Being in a relationship with a man who’s not arrogant and self-absorbed is nice, but dating someone who’s insecure about who they are could be a waste of your time. If he can’t love himself, how’s he ever going to love you?
He crumbles at any sign of rejection. He can’t handle it. Whether it comes from you, his co-workers, his parents, whoever—he just can’t cope with anything less than 100% approval and that’s because he’s insecure about who he is. Instead of taking criticism as a way to improve himself, he gets defensive and takes it as an attack on his character.
Everything he says comes in question form. It’s not because he’s ignorant, it’s because he’s unsure of his own words. He doesn’t say he wants to ask dinner, he asks you if you’re ready to eat. There’s a difference between a guy who wants to please his partner and one who has no idea what he wants (even when it’s something as simple as food).
He constantly tries to suppress his jealousy. Maybe someone’s flirting with you, maybe you casually mention your ex, or maybe you do nothing at all. It doesn’t really matter—what matters is he gets jealous about it. The issue is that he doesn’t straight up tell you he’s jealous, he hints at in a passive-aggressive way that makes you question your own actions.
He makes BIG mistakes. There’s a chance he has a lot of anxiety. He might feel the need to escape from who he is, which could lead to him making reckless decisions and the more reckless decisions he makes, the worst he feels about himself. It’s a never-ending cycle.
He cares a little too much about his looks. If he’s really focused on his looks, that could be a sign he doesn’t really love himself. He wants people to pay attention to what’s on the outside of him but not because he’s shallow—he’s just not comfortable with his personality and he wants to deter people from seeing who he really is on the inside.
He doesn’t spend money on himself. Or maybe it’s the exact opposite. He doesn’t put a lot of effort into the way he looks. Instead of spending money on new clothes or waking up a little earlier than usual to fix his hair, he rolls out of bed and leaves his house without even looking in the mirror.
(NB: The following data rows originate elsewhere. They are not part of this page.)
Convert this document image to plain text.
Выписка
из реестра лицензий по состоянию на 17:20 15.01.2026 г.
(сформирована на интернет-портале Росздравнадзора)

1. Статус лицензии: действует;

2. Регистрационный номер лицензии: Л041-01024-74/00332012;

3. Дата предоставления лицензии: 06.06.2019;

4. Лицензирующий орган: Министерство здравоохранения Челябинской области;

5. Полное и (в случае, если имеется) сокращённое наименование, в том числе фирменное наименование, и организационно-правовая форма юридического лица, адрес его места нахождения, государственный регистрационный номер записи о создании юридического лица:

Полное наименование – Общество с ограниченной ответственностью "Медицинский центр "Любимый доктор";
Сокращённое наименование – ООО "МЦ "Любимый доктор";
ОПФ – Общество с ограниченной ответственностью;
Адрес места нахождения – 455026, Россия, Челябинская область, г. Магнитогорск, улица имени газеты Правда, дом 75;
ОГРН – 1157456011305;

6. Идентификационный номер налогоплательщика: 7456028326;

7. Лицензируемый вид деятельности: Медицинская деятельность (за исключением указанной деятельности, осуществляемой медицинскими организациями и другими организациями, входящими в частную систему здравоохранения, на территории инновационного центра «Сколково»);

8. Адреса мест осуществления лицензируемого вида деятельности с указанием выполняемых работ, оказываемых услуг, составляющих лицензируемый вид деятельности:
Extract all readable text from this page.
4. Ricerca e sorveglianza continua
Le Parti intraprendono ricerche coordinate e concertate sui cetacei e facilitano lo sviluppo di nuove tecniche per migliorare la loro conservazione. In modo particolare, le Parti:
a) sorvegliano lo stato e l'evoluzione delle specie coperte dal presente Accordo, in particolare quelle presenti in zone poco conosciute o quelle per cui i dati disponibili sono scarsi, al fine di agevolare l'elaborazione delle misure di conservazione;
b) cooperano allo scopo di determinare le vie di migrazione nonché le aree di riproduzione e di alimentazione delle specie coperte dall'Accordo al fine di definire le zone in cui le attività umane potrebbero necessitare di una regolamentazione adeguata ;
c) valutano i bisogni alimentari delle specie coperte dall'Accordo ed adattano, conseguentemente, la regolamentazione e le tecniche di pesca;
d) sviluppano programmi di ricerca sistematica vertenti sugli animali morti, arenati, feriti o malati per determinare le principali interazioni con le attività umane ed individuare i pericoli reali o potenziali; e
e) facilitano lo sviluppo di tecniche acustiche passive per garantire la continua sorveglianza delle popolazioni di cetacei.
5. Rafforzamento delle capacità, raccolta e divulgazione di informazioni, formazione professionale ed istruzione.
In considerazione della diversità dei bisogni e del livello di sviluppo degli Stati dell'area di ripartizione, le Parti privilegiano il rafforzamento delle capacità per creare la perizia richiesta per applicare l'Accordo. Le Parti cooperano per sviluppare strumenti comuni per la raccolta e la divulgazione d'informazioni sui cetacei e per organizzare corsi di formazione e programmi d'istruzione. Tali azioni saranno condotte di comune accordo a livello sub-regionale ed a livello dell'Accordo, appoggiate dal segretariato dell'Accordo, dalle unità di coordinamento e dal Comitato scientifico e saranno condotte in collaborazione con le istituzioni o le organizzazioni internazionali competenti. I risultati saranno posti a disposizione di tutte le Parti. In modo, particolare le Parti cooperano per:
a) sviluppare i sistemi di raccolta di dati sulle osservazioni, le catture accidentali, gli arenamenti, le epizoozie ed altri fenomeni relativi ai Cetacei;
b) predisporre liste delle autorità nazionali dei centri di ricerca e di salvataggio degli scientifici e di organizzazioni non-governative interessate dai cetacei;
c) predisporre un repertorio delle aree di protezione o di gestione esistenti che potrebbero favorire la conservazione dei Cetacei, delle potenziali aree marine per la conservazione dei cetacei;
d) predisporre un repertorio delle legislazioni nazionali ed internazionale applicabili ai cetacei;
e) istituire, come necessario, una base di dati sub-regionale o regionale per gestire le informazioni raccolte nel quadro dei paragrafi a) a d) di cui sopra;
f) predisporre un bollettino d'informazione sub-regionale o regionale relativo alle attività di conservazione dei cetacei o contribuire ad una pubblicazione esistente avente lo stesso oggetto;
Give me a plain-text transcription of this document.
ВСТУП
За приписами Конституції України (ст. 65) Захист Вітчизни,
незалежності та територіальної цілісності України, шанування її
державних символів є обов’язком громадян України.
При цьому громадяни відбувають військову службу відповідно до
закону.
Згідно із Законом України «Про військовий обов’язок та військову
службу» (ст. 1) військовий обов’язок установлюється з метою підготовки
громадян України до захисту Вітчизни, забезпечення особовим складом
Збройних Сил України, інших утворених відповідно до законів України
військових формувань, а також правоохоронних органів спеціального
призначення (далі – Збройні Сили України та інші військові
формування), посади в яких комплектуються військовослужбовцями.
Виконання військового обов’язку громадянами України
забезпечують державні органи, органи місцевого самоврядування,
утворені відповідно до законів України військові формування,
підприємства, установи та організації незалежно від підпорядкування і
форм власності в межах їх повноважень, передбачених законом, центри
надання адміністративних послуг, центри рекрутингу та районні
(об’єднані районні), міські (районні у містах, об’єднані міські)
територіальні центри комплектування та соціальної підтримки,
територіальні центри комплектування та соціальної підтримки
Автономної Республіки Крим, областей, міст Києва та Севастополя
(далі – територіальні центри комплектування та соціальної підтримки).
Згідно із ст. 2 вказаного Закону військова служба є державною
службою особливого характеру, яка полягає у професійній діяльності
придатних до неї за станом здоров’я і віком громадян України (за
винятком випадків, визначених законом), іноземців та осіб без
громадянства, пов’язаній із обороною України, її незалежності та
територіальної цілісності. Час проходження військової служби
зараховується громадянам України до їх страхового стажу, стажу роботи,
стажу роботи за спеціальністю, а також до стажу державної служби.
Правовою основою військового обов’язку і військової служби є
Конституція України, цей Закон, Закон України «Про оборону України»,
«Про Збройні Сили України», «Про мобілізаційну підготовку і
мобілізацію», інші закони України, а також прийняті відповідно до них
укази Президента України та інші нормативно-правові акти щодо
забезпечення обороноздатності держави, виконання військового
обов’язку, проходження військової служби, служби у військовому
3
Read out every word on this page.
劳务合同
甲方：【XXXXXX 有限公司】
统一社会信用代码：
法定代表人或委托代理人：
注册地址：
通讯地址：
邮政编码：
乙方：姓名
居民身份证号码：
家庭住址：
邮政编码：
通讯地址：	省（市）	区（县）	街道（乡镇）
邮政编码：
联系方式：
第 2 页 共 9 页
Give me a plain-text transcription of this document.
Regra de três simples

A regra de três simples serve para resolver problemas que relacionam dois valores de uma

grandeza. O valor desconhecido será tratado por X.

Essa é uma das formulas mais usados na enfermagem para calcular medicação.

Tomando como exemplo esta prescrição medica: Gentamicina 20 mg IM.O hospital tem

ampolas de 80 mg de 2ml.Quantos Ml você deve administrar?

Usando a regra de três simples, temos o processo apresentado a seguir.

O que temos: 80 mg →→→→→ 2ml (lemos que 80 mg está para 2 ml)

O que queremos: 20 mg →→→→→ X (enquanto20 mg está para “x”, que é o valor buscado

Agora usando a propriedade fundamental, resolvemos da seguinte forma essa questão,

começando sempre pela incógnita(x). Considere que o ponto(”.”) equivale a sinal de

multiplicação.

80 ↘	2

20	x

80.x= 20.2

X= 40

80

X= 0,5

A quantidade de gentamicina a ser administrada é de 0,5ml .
It’s because he thinks so low of himself that he doesn’t even try to look presentable.
He’s always trying to prove something. Sure, he has the drive and he’s constantly pushing himself to be better but it’s not because he believes in growth, it’s because he wants to prove something to everyone. He wants you to know he’s not a loser, he wants his parents to know he’s important, and he wants to think he has a purpose. He’s trying to create a life that will make him feel worth something.
He’s constantly apologizing. Even for things he has no business apologizing for! It’s one thing if he accidentally hurts your feelings but if he follows pretty much every sentence with an “I’m sorry,” that’s a clear sign he doesn’t feel good about himself. Apologizing is a habit of his and it’s because he truly thinks everything he does is wrong.
He struggles to get emotionally naked. He has no problem getting naked and having sex with you, but being emotionally vulnerable? That’s not really an option for him. You can tell how little he loves himself by how little he’s willing to share with you. If he was comfortable with who he was, he’d want to share his thoughts and feelings with you. Sure, it might be hard, but he’d try.
He expects too much from you. He doesn’t just expect you to be his girlfriend, he expects you to be his everything—his best friend, his therapist, his mother, etc. Someone who doesn’t love themselves isn’t necessarily looking for a significant other, they’re looking for somewhat of a cheerleader—someone who can take care of them, throw compliments their way, and always be on their side. Does that sound like the guy you’re dating?
He constantly puts himself down. You might think it’s sweet when he says something like, “I can’t believe you’re with someone like me.” Don’t get me wrong, I’m sure it’s meant as a compliment, but if he’s constantly saying self-deprecating things like that, it’s a clear sign he doesn’t love himself so there’s no way he could truly love you.